A programação funcional tem sido empregue numa vasta gama de aplicações industriais. Por exemplo, o Erlang, desenvolvido pela empresa sueca Ericsson no final da década de 1980, foi inicialmente utilizado para implementar sistemas de telecomunicações tolerantes a falhas, mas desde então tornou-se popular para a construção de diversas aplicações em empresas como a Nortel, Facebook, Électricité de France e WhatsApp.[89][90] O Scheme, um dialeto do Lisp, foi utilizado como base para várias aplicações nos primeiros computadores Apple Macintosh e tem sido aplicado a problemas como software de simulação para treinos e controlo de telescópios. O OCaml, introduzido em meados da década de 1990, tem visto uso comercial em áreas como análise financeira, verificação de controladores de software, programação de robôs industriais e análise estática de software incorporado. O Haskell, embora inicialmente concebido como uma linguagem de pesquisa, também tem sido aplicado em áreas como sistemas aeroespaciais, conceção de hardware e programação web.
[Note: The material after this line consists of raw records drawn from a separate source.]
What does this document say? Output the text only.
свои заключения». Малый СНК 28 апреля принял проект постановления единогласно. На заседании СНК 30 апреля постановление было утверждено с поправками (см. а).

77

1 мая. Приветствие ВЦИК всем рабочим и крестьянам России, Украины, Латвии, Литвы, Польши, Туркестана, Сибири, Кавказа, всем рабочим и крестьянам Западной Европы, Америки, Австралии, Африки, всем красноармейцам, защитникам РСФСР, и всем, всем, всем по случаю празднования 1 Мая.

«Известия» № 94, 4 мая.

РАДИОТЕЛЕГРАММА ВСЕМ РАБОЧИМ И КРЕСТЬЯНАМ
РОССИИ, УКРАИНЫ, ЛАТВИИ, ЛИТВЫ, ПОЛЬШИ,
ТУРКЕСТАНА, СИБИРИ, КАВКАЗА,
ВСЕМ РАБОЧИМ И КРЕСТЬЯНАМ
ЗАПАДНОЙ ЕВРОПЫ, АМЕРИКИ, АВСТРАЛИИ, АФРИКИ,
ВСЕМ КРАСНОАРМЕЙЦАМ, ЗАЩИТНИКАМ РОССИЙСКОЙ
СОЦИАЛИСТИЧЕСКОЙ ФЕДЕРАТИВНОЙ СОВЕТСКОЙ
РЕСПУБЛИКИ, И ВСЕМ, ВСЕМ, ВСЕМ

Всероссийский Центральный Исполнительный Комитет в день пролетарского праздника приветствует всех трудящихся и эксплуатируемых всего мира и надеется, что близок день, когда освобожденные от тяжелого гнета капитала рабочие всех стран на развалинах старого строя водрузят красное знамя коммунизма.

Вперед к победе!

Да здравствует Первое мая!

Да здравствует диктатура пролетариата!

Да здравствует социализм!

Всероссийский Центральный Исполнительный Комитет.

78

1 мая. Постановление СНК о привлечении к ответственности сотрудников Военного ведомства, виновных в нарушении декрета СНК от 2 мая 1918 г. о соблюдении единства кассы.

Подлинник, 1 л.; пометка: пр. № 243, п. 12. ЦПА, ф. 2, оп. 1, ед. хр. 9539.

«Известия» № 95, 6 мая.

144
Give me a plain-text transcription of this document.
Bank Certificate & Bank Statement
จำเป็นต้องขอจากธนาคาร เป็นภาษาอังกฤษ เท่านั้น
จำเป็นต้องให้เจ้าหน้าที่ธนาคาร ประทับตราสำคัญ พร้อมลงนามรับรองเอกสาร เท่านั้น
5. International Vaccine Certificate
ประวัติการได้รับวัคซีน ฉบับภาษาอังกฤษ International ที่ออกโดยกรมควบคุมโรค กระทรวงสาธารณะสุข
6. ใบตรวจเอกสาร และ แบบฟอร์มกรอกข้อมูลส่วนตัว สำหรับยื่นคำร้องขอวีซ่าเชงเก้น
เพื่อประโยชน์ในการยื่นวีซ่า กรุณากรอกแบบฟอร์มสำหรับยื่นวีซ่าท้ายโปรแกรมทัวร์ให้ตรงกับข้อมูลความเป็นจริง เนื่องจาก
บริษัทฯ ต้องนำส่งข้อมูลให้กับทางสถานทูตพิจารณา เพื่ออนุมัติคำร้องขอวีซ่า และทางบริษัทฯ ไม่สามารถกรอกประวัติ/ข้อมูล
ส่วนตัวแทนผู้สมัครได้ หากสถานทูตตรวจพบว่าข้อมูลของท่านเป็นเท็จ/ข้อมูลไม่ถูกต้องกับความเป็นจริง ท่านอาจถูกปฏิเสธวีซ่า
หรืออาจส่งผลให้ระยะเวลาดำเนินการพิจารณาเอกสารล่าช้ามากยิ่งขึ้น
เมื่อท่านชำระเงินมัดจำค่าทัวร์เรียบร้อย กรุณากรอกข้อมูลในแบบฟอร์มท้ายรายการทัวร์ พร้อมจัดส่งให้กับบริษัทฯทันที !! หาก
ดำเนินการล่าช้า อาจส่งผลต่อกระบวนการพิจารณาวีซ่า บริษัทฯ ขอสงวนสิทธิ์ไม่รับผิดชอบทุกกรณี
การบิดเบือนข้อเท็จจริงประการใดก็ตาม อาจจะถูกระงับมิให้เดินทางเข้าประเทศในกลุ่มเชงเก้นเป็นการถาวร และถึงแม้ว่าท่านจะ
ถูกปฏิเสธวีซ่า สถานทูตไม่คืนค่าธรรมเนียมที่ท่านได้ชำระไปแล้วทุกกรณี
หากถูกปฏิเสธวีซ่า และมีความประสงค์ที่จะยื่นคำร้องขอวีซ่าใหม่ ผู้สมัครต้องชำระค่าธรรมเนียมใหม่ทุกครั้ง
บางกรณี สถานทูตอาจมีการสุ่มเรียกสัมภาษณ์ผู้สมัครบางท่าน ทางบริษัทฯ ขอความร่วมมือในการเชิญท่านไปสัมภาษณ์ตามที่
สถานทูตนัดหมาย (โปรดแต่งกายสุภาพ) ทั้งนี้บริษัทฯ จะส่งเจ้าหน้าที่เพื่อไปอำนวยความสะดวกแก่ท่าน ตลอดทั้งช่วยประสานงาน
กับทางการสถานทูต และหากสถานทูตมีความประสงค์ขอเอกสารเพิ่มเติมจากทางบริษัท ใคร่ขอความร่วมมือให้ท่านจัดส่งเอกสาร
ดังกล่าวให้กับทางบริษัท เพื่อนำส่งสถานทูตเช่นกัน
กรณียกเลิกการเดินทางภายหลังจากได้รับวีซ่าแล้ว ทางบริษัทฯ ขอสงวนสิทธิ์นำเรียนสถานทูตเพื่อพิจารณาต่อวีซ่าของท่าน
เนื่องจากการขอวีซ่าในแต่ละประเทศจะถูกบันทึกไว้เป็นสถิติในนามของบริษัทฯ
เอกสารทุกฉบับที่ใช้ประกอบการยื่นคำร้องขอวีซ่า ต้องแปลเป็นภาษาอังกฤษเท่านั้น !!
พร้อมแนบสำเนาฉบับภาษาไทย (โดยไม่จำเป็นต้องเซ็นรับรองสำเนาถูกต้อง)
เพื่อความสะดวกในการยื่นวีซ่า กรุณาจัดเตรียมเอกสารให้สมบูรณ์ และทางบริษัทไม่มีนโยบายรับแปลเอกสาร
Outras linguagens de programação funcional que têm visto uso na indústria incluem o Scala,[91] F#, a Wolfram Language, o Lisp,[92] o Standard ML[93][94] e o Clojure.[95] O Scala tem sido amplamente utilizado em Ciência de dados,[96] enquanto o ClojureScript,[97] Elm[98] ou PureScript[99] são algumas das linguagens de programação de front-end funcionais utilizadas em produção. A estrutura de software Phoenix do Elixir também é usada por alguns projetos comerciais relativamente populares, como o Font Awesome ou o Allegro Lokalnie, a plataforma de anúncios classificados da Allegro (uma das maiores plataformas de comércio eletrónico da Polónia).[100][101]

As "plataformas" funcionais têm sido populares em finanças para análise de risco (particularmente em grandes bancos de investimento). Os fatores de risco são codificados como funções que formam grafos (categorias) interdependentes para medir correlações em mudanças de mercado, semelhante a otimizações de base de Gröbner, mas também para estruturas regulatórias. Dado o uso de OCaml e variações de Caml em finanças, estes sistemas são por vezes considerados relacionados com uma máquina abstrata categórica. A programação funcional é fortemente influenciada pela teoria das categorias.

Educação

Muitas universidades ensinam programação funcional.[102][103][104][105] Algumas tratam-na como um conceito introdutório à programação,[105] enquanto outras ensinam primeiro métodos de programação imperativa.[104][106]

Fora da ciência da computação, a programação funcional é usada para ensinar resolução de problemas e conceitos algébricos e geométricos.[107] Tem sido também usada para ensinar mecânica clássica, como no livro Structure and Interpretation of Classical Mechanics.

Em particular, o Scheme tem sido uma escolha relativamente popular para o ensino da programação durante anos.[108][109]